Il vampiro di piazza Europa | Memoria della festa del papà - Live Sicilia

Il vampiro di piazza Europa | Memoria della festa del papà

Non scorderò mai quella sera, quando un padre e un figlio, armati solo del loro coraggio, affrontarono il pipistrello che minacciava la serenità di tutti. Una storia per il 19 marzo.

C’era questo pipistrello vampiro che metteva paura a tutta piazza Europa. Si vedeva al tramonto, soprattutto dietro un cancello arrugginito. Perciò, a un certo punto, si rese necessario scendere in campo, trovare il coraggio, debellare il mostro, per ridare serenità alla gente impaurita. Una sera mio padre mi guardò che pareva John Wayne. E disse soltanto: “Andiamo”. A piazza Europa io ci sono nato e cresciuto. Per i passanti è una piazza come tante, nella toponomastica di Palermo. C’è il barbiere. C’è il panettiere. C’è il rosticcere. Tutti i servizi essenziali qui finiscono in “ere”. C’è anche la chiesa. Per me era lo scrigno sepolto, il tesoro da ritrovare ogni mattina d’estate, quando i bambini si alzano dal letto felici che la notte sia già passata.
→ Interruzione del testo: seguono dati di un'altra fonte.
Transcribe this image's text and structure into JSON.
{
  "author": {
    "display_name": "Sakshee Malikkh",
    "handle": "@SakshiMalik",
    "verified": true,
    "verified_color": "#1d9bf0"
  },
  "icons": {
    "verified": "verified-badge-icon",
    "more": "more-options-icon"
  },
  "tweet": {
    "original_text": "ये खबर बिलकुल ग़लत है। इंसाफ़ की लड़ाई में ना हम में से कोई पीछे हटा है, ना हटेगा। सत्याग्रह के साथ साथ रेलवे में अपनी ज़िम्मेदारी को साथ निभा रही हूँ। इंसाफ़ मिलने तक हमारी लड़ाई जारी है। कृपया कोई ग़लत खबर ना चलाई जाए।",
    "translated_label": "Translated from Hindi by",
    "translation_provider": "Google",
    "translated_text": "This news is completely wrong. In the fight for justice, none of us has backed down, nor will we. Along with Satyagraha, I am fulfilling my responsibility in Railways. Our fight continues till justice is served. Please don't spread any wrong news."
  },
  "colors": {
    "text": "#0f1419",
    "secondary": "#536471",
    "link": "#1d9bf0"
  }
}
Era una mezza sera di luglio, profumi dolcissimi invadevano l’aria, la tv in bianco e nero dava una partita della Germania Ovest. Mio padre mi fissò che pareva Leonida con i trecento delle Termopili, anche se io ero solo. Disse: “Andiamo”. Avevo dieci anni e un cuore pieno di lampi.

Dunque, andammo a caccia del pipistrello, perché volevamo liberare piazza Europa dal male. Andammo armati del nostro valore di padre e figlio, delle letture di corsari e mari che ci inebriavano, delle pistole giocattolo. Andammo armati di noi stessi. Infine lo scovammo. Il mostro era acquattato dietro il cancello arrugginito. Sogghignava con i suoi occhi verdi. Non dimenticherò mai la faccia di mio padre quando prese un sasso e lo lanciò. Il pipistrello colpito cadde senza un grido. Eravamo salvi.

Fu una sera indimenticabile di gioia. Io avevo dieci anni, un cuore pieno di lampi, occhi neri che guardavano le immagini del mio oltremondo e scorgevano altri occhi, verdi, dove non c’erano. Mio padre era un bambino come me, appena un po’ più grande. Si chiamava Antonino. Sapeva prendere le mie paure su di sé e mi lasciava i sogni.
(E in fondo questa è solo la storia di un padre e di un figlio, di una dolcissima sera di luglio, di un sasso e di una camicia nera, non molto simile a un pipistrello, stesa fra due corde ad asciugare).